C’est que la hiérarchie militaire fonctionne sous double commande, ou même se dédouble proprement, sous l’effet de l’intervention directe de l’État-major particulier de l’Élysée, lui-même expression sans filtre de la volonté de François Mitterrand, pleinement investi dans le soutien au régime en place à Kigali.

C’est là sans doute, au-delà de la reconnaissance de l’horreur de l’événement lui-même, le grand intérêt de l’ouvrage : montrer comment les institutions de la Ve République, alliées au vieux respect monarchiste français, permettent un fonctionnement du pouvoir a-constitutionnel, contournant hiérarchies et règles civiles et militaires. Vaste sujet, qui mérite au demeurant mieux que les assertions moralistes, parfois rapides, de l’auteur.

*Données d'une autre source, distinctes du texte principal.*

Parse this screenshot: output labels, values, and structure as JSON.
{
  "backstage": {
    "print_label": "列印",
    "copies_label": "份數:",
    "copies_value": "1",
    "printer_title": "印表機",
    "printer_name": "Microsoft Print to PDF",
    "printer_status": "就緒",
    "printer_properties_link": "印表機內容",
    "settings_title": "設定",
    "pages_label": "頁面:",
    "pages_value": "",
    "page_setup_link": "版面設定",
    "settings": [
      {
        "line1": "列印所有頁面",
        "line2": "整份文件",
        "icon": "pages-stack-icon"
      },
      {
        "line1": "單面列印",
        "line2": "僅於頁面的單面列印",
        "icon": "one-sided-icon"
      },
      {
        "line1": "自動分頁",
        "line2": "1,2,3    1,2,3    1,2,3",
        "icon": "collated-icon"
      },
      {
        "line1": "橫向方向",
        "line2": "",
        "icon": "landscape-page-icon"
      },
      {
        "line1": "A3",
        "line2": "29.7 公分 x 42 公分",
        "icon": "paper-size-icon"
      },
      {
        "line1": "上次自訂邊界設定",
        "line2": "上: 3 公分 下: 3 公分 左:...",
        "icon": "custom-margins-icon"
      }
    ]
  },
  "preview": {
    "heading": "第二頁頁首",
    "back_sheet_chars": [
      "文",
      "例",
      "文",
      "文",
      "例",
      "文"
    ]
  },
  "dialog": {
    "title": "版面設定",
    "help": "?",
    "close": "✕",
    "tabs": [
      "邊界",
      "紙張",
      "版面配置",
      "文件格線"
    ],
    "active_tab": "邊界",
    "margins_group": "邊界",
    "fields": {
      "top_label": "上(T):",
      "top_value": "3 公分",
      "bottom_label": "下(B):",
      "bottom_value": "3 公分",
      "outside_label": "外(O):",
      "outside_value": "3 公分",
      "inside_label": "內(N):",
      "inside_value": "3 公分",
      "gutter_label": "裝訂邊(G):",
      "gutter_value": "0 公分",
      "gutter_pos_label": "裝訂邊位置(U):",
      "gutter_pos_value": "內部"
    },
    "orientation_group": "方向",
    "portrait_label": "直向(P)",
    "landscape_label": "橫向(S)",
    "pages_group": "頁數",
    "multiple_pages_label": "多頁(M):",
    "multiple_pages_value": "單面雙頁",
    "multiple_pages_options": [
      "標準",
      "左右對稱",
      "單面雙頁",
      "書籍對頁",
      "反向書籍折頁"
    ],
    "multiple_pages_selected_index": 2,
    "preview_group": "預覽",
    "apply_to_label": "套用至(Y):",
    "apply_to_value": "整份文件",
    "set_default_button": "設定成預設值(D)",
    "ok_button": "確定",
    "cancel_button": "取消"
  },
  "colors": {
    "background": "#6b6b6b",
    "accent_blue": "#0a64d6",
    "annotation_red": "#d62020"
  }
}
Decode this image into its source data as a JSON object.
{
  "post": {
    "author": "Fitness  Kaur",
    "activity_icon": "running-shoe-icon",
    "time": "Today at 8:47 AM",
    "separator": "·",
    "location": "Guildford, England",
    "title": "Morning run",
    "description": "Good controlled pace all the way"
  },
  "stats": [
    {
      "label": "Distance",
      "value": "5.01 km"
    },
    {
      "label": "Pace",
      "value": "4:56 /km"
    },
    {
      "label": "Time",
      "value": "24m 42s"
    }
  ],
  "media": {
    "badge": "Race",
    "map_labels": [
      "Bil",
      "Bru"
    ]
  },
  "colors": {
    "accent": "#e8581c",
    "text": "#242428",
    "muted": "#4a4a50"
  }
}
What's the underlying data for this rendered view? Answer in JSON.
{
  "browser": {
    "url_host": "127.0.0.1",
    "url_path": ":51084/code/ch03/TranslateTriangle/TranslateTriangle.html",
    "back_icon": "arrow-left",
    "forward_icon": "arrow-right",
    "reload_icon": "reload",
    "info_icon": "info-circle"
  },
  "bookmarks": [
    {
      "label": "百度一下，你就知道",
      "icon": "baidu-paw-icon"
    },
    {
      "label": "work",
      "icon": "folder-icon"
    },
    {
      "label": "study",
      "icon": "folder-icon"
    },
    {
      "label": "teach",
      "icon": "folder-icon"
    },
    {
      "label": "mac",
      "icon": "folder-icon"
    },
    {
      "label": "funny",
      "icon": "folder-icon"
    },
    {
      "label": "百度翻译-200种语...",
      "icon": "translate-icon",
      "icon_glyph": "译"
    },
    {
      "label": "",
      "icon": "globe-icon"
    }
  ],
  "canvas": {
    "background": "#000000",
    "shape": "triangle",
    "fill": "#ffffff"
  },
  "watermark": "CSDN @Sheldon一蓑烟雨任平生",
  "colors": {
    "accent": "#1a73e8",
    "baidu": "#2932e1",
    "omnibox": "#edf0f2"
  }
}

L’affaire rwandaise est bel et bien un scandale français : parce qu’elle a compromis la France, incontestablement ; et parce qu’elle a exposé un fonctionnement institutionnel non conforme à l’état de droit de notre démocratie, tel que défini constitutionnellement. Au-delà de ces constats, inévitables et moralement nécessaires, elle incite à rouvrir sans cesse le débat sur la genèse des visions politiques, et les modes de production des décisions. C’est là le cœur de la réflexion démocratique. Cette dernière ne peut être laissée, comme l’auteur semble l’imaginer, à la « république des savoirs » et aux historiens, aussi nécessaires soient-ils. C’est la tâche de tout citoyen.